Transport: Montenegro has limited public transport beyond the coastal bus routes. A car significantly increases freedom but adds fuel (roughly €1.65–1.80/litre in 2025), insurance, and parking costs. Without a car, the coastal bus service between Bar, Budva, Kotor, and Herceg Novi is functional; for anything inland, taxis or rental are necessary.
Utilities, SIM, leisure: Internet (if not included in rent): €30–40/month. SIM data: €20/month. Utilities if not included: €60–100/month. Budget for activities, day trips, occasional nightlife: highly variable but €150–300/month is realistic for an active nomad.
Total realistic range: €1,500–2,500/month for a comfortable single-person nomad setup. The lower end assumes disciplined home cooking, no car, and shoulder-season accommodation. The upper end reflects a car, eating out regularly, and a more active social programme.
What Montenegro gets right for nomads
The quality-of-life proposition is compelling in a way that numbers don’t fully capture. The Adriatic a ten-minute walk from your apartment. Swimming at lunch in clear water. Afternoon coffee watching the Bay of Kotor catch the light. Day trips to Durmitor or Stari Bar on a weekend without a flight or a long drive.

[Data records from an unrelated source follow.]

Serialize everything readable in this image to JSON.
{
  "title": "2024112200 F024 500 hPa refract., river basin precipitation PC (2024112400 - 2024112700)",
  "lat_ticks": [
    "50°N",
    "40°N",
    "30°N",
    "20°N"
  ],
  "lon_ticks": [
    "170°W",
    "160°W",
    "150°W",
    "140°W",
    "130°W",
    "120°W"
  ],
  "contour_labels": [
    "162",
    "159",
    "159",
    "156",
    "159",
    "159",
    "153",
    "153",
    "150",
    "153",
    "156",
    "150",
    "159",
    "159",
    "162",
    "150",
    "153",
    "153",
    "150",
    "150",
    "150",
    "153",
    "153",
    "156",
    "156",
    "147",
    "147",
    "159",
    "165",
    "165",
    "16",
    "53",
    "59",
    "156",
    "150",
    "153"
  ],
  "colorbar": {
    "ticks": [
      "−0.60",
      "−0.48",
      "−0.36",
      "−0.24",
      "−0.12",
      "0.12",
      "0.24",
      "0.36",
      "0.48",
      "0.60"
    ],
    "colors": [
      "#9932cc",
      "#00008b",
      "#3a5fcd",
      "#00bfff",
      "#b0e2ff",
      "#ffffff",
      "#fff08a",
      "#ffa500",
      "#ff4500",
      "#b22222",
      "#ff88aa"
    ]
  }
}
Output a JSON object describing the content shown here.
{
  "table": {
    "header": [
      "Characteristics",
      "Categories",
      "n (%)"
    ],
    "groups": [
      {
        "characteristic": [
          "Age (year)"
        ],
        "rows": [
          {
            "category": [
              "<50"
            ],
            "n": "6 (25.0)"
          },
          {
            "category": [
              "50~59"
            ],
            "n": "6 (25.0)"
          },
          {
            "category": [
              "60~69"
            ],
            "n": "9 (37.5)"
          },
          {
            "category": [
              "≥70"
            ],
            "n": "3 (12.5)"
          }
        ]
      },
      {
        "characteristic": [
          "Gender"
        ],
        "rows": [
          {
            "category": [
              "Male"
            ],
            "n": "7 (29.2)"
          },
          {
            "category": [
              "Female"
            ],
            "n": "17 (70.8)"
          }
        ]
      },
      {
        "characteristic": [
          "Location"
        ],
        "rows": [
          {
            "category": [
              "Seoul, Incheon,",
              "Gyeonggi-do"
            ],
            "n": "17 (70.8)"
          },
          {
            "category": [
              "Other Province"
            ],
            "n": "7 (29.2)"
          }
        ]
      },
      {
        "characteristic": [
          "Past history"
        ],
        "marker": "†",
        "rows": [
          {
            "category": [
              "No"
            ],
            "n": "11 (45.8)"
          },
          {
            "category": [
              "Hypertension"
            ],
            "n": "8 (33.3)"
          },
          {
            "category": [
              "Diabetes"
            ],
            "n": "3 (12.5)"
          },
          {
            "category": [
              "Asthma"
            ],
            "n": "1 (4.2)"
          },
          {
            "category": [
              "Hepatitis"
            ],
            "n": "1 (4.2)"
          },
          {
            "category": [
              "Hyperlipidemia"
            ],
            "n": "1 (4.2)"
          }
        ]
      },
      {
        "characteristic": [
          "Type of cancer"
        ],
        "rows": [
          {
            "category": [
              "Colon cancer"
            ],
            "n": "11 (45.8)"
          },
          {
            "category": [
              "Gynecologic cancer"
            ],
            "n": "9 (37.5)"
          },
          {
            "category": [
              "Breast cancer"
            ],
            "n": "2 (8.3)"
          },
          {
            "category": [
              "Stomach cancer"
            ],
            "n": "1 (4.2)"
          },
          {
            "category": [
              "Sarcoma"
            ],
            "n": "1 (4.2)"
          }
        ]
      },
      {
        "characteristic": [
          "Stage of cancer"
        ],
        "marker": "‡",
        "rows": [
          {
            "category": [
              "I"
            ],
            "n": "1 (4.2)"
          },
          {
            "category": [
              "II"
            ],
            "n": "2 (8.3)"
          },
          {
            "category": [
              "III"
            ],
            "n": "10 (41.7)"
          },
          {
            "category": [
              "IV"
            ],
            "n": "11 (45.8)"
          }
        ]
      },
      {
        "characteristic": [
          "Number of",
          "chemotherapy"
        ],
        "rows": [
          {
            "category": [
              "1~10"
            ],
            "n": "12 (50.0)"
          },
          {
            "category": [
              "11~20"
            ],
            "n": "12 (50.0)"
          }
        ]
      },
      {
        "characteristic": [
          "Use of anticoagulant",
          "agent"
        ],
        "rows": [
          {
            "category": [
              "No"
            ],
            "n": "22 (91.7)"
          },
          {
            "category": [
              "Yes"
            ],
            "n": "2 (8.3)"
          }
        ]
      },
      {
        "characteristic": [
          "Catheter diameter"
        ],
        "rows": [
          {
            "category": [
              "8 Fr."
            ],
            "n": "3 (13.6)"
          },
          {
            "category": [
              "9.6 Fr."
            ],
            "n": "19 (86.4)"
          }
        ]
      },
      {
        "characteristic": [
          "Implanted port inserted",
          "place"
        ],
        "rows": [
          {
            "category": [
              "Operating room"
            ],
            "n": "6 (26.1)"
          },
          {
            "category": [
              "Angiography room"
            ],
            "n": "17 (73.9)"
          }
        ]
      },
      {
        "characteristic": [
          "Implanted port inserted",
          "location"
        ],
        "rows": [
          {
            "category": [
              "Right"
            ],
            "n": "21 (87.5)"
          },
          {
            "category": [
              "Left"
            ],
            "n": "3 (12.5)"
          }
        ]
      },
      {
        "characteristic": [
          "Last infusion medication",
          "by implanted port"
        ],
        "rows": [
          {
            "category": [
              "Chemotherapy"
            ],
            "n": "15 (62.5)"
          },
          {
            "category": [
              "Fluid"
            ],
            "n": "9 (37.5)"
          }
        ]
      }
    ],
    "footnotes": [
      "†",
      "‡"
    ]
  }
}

The social infrastructure for nomads is thinner than in established hubs like Tbilisi or Chiang Mai — there are communities, but they’re smaller and less organised. If an active nomad social scene is important to you, Tivat’s Porto Montenegro area has the densest concentration of expats and remote workers.
If you’re someone who works well independently and finds genuine restoration in natural beauty and a slower pace, Montenegro in 2025 is one of the better-value Adriatic bases available.
What it gets wrong
The bureaucratic friction for longer-stay permits is real and requires patience. Banking is functional but limited — opening a Montenegrin bank account as a non-resident is possible but time-consuming, and some remote income arrangements (certain payment platforms, crypto-adjacent businesses) face friction. The cultural gap between the coastal tourist economy and everyday Montenegrin life means that outside of Kotor, Tivat, and Budva, English fluency drops sharply.
And the connectivity outside the main towns, while improving, remains insufficient for reliable video-call-heavy workloads. If you plan to spend significant time in the mountains or the rural south, have a redundant solution ready.
The bottom line
Montenegro makes sense for nomads who want a European coastal setting without European coastal prices, who can manage the visa process, and who don’t need a large pre-existing nomad community around them. It’s a particularly strong choice for the September-to-May period when prices drop and the coast returns to something resembling its non-tourist character.
For July and August, the beaches are exceptional and the quality of life outdoors is hard to beat — but the crowding, the price premium, and the bandwidth strain of peak tourism season make it a less effective working environment. Time your arrival accordingly.